Any algorithm , pseudo code or white paper will greatly be appreciated.
Samir

Campbell Ritchie
Sheriff
Posts: 49382
62
One possible suggestion. There are many other ways to do this.

You realise that a char is a number? You can do arithmetic with it. You can even do arithmetic to get your chars into a consecutive sequence starting at 0, in which case you can use them as array indices.

Jelle Klap
Bartender
Posts: 1952
7
Also something to be aware of: if the List is sorted using String's natural ordering it will be in lexicographical order, not in alphabetical order.

Wendy Gibbons
Bartender
Posts: 1111
Jelle Klap wrote:Also something to be aware of: if the List is sorted use String's natural ordering it will be in lexicographical order, not in alphabetical order.

Sorry but what does this mean?
I found this in wikipedia but really am more confused than before

Lexicographical ordering

It is often useful to define an ordering on a set of strings.

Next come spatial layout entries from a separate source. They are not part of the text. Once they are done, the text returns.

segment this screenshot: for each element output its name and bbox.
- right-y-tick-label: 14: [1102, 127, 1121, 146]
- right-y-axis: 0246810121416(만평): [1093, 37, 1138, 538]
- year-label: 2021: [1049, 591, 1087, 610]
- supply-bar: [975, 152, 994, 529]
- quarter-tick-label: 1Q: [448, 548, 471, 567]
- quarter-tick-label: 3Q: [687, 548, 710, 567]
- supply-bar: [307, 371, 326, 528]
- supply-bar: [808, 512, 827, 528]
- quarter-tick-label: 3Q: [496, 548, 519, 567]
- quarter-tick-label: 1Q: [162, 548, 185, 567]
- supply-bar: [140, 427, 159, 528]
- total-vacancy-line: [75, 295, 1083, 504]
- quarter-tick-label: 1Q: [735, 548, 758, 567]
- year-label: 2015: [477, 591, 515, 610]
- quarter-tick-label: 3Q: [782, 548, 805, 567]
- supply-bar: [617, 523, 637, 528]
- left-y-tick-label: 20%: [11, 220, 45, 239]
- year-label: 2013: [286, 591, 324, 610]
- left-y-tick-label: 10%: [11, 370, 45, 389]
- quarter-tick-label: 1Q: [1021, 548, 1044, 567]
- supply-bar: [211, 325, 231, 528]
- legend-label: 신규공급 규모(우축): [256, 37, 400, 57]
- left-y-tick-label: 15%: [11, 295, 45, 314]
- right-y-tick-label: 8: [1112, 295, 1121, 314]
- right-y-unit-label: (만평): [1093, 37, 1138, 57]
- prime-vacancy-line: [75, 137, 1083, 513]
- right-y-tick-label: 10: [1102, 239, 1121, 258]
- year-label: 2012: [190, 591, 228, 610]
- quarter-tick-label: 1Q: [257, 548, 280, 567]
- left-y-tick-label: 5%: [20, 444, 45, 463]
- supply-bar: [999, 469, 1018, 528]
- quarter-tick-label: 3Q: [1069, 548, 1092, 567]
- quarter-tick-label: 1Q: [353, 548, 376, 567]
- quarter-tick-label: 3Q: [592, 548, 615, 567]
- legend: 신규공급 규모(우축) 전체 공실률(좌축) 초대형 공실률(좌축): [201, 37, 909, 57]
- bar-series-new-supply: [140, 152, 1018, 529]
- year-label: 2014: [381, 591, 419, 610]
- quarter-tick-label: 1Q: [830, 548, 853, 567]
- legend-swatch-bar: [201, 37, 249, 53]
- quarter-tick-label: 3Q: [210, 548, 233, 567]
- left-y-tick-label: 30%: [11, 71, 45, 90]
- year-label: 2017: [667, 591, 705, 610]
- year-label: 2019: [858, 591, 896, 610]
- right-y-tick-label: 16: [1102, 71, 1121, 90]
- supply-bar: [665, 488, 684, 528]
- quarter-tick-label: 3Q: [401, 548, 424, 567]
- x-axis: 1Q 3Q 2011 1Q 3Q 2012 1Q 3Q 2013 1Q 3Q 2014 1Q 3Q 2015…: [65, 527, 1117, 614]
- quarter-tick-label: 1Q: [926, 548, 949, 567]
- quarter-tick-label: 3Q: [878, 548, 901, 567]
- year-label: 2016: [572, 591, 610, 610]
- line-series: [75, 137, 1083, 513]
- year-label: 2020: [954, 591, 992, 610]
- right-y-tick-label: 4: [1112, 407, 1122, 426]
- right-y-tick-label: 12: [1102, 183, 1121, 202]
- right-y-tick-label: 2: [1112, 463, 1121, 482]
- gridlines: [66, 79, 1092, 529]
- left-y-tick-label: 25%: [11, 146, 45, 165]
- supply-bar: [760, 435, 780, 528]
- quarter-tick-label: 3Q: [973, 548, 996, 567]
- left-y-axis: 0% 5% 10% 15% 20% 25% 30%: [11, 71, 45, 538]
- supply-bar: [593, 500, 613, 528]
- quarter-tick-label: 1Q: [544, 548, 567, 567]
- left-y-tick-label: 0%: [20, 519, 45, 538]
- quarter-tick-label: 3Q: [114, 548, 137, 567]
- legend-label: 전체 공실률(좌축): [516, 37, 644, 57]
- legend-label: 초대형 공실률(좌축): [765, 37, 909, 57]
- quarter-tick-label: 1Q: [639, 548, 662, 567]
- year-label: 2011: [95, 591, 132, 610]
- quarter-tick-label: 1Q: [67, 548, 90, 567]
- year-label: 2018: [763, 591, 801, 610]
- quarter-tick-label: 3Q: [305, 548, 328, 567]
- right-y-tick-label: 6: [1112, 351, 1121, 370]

If the alphabet Σ has a total order (cf. alphabetical order) one can define a total order on Σ* called lexicographical order. For example, if Σ = {0, 1} and 0 < 1, then the lexicographical order on Σ* includes the relationships ε < 0 < 00 < 000 < ... < 0001 < 001 < 01 < 010 < 011 < 0110 < 01111 < 1 < 10 < 100 < 101 < 111 < 1111 < 11111 ...

I am guessing it means that apple wont be next to Apple in order but that Apple will come after zoo (or is it apple will come after Zoo)

Campbell Ritchie
Sheriff
Posts: 49382
62
Yes, Wendy, but the other way round.

Jelle Klap
Bartender
Posts: 1952
7
The second one (apple will come after Zoo), because the Unicode value of an uppercase letter is smaller than that of any lowercase letter. The values match those of the ASCII table, if that helps.
Also see String.compareTo().

Campbell Ritchie
Sheriff
Posts: 49382
62
Zoo precedes apple and apple precedes zoo. 10 precedes 11 and 19 precedes 2.
You will find that ordering called ASCIIbetical, and you can probably Google for that word.

Jelle Klap
Bartender
Posts: 1952
7
Campbell Ritchie wrote:You will find that ordering called ASCIIbetical, and you can probably Google for that word.

Hey, I've never heard of that term before, I like it!

Wendy Gibbons
Bartender
Posts: 1111
i never remember which is 65 'a' or 'A'

Campbell Ritchie
Sheriff
Posts: 49382
62
Don’t even try to remember. Get yourself a link like this Unicode page, and it will tell you.
0x0041 = 'A' and 0x0061 = 'a'. Now is 65 0x0041 or 0x0061?

It’s 0x0041, of course.

Rob Spoor
Sheriff
Posts: 20546
57
I prefer asciitable.com for the ASCII characters.